The east face section above the ramp felt like 5.5 at most. This probably after the wet 5.6 section below. I continued scaling the ridge on east side while occasionally peaking west. It's always nice to see the crowd suffering through the trough while alone above on a classic route.
|By John Shultz|
From: Osaka, Japan
Aug 12, 2013
This is a great, if neglected, line up Long's. I think it is a good as Kiener's (less the snow/ice). The position is amazing, and the exposure was much better than I expected. The cirque of funky towers you climb through at the end was an unexpected delight.
We climbed it very slowly with three the first week of July 2013, and any snow still on the ledges was avoidable. There is just enough loose rock that I didn't want to run simultaneous-seconds on most pitches. We climbed the 5.8 offwidth to reach the top of the second tower.
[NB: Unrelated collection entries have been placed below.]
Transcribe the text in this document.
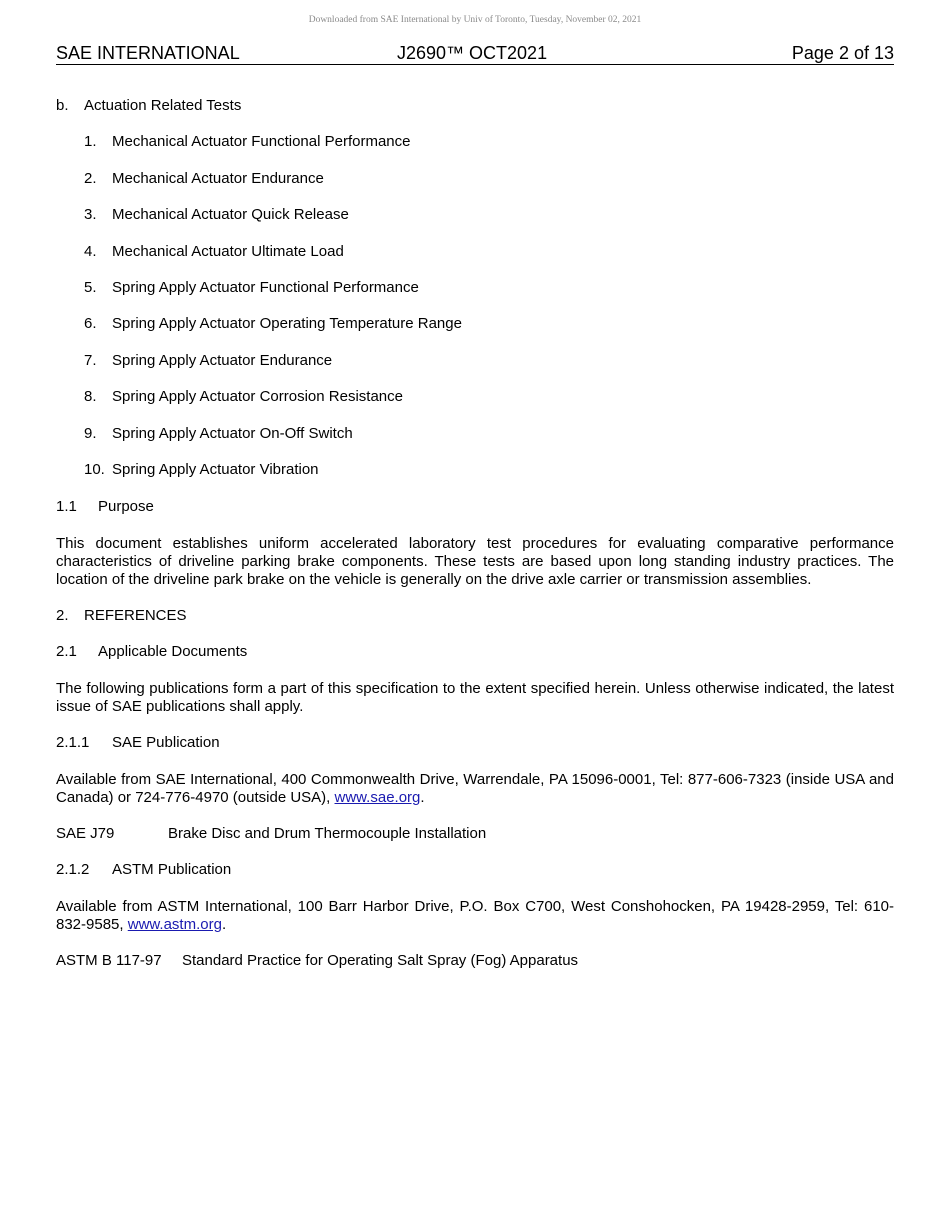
Downloaded from SAE International by Univ of Toronto, Tuesday, November 02, 2021
SAE INTERNATIONAL	J2690™ OCT2021	Page 2 of 13
b. Actuation Related Tests
1. Mechanical Actuator Functional Performance
2. Mechanical Actuator Endurance
3. Mechanical Actuator Quick Release
4. Mechanical Actuator Ultimate Load
5. Spring Apply Actuator Functional Performance
6. Spring Apply Actuator Operating Temperature Range
7. Spring Apply Actuator Endurance
8. Spring Apply Actuator Corrosion Resistance
9. Spring Apply Actuator On-Off Switch
10. Spring Apply Actuator Vibration
1.1 Purpose
This document establishes uniform accelerated laboratory test procedures for evaluating comparative performance characteristics of driveline parking brake components. These tests are based upon long standing industry practices. The location of the driveline park brake on the vehicle is generally on the drive axle carrier or transmission assemblies.
2. REFERENCES
2.1 Applicable Documents
The following publications form a part of this specification to the extent specified herein. Unless otherwise indicated, the latest issue of SAE publications shall apply.
2.1.1 SAE Publication
Available from SAE International, 400 Commonwealth Drive, Warrendale, PA 15096-0001, Tel: 877-606-7323 (inside USA and Canada) or 724-776-4970 (outside USA), www.sae.org.
SAE J79	Brake Disc and Drum Thermocouple Installation
2.1.2 ASTM Publication
Available from ASTM International, 100 Barr Harbor Drive, P.O. Box C700, West Conshohocken, PA 19428-2959, Tel: 610-832-9585, www.astm.org.
ASTM B 117-97 Standard Practice for Operating Salt Spray (Fog) Apparatus
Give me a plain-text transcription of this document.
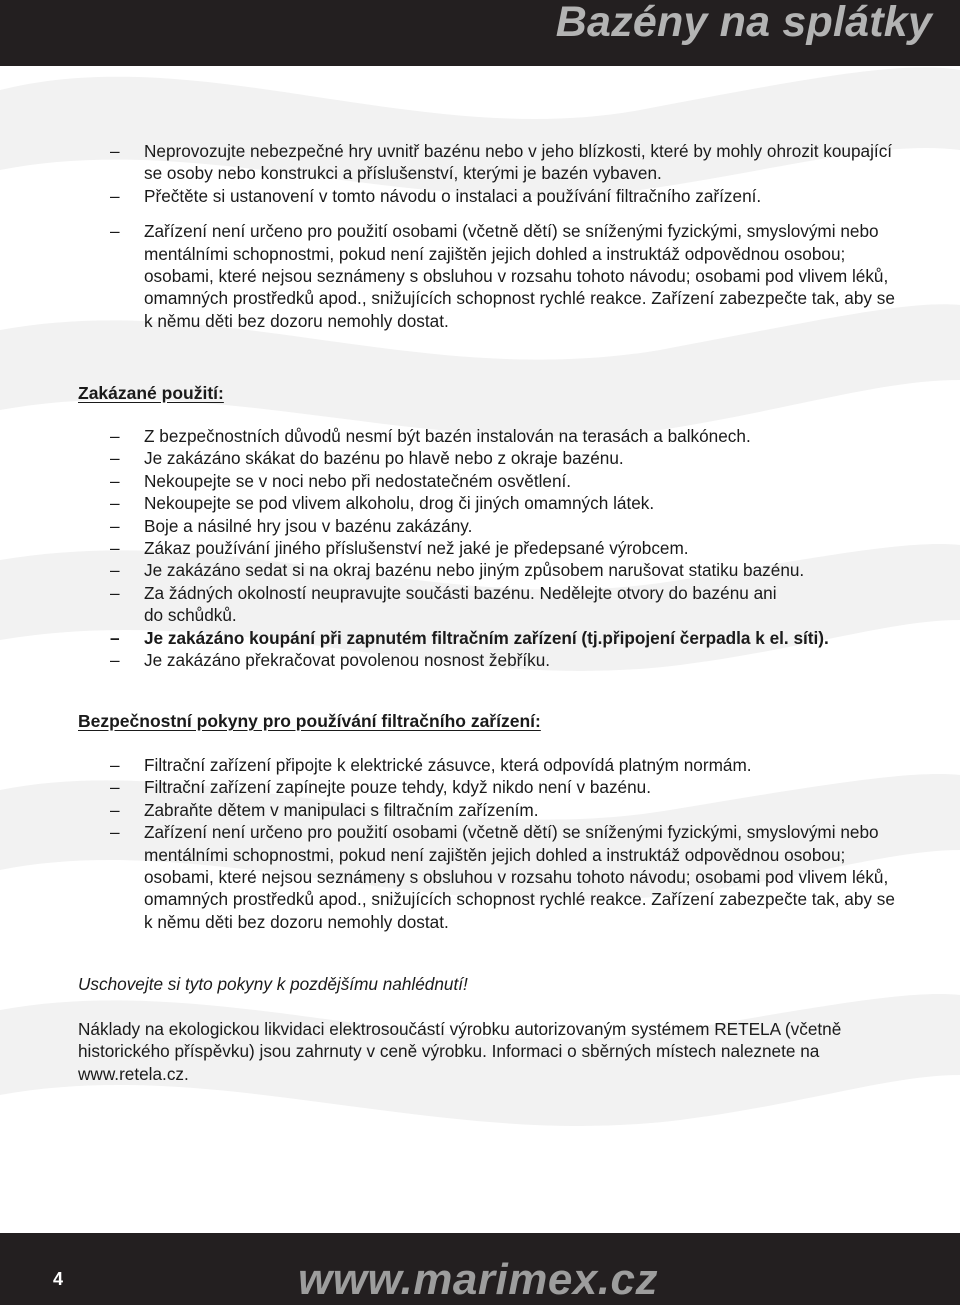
Bazény na splátky
– Neprovozujte nebezpečné hry uvnitř bazénu nebo v jeho blízkosti, které by mohly ohrozit koupající se osoby nebo konstrukci a příslušenství, kterými je bazén vybaven.
– Přečtěte si ustanovení v tomto návodu o instalaci a používání filtračního zařízení.
– Zařízení není určeno pro použití osobami (včetně dětí) se sníženými fyzickými, smyslovými nebo mentálními schopnostmi, pokud není zajištěn jejich dohled a instruktáž odpovědnou osobou; osobami, které nejsou seznámeny s obsluhou v rozsahu tohoto návodu; osobami pod vlivem léků, omamných prostředků apod., snižujících schopnost rychlé reakce. Zařízení zabezpečte tak, aby se k němu děti bez dozoru nemohly dostat.
Zakázané použití:
– Z bezpečnostních důvodů nesmí být bazén instalován na terasách a balkónech.
– Je zakázáno skákat do bazénu po hlavě nebo z okraje bazénu.
– Nekoupejte se v noci nebo při nedostatečném osvětlení.
– Nekoupejte se pod vlivem alkoholu, drog či jiných omamných látek.
– Boje a násilné hry jsou v bazénu zakázány.
– Zákaz používání jiného příslušenství než jaké je předepsané výrobcem.
– Je zakázáno sedat si na okraj bazénu nebo jiným způsobem narušovat statiku bazénu.
– Za žádných okolností neupravujte součásti bazénu. Nedělejte otvory do bazénu ani do schůdků.
– Je zakázáno koupání při zapnutém filtračním zařízení (tj.připojení čerpadla k el. síti).
– Je zakázáno překračovat povolenou nosnost žebříku.
Bezpečnostní pokyny pro používání filtračního zařízení:
– Filtrační zařízení připojte k elektrické zásuvce, která odpovídá platným normám.
– Filtrační zařízení zapínejte pouze tehdy, když nikdo není v bazénu.
– Zabraňte dětem v manipulaci s filtračním zařízením.
– Zařízení není určeno pro použití osobami (včetně dětí) se sníženými fyzickými, smyslovými nebo mentálními schopnostmi, pokud není zajištěn jejich dohled a instruktáž odpovědnou osobou; osobami, které nejsou seznámeny s obsluhou v rozsahu tohoto návodu; osobami pod vlivem léků, omamných prostředků apod., snižujících schopnost rychlé reakce. Zařízení zabezpečte tak, aby se k němu děti bez dozoru nemohly dostat.
Uschovejte si tyto pokyny k pozdějšímu nahlédnutí!
Náklady na ekologickou likvidaci elektrosoučástí výrobku autorizovaným systémem RETELA (včetně historického příspěvku) jsou zahrnuty v ceně výrobku. Informaci o sběrných místech naleznete na www.retela.cz.
4	www.marimex.cz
Additionally, we roped up for a few more pitches past the money pitch (aka "the 5.6 pitch" above the ramp) for a total of about 7 pitches.
All three of us agreed that it is a classic route.
Go get her....
|By Dan Watkins|
From: Denver, CO
Aug 19, 2013
It would be wise to pick up a bear canister before setting foot in the park if you're planning on camping out in the boulderfield. The rangers will require you to have one (for marmots, not bears). If you don't already have a canister, you can call the station beforehand to determine where to rent from, as there are options in Estes and Allenspark.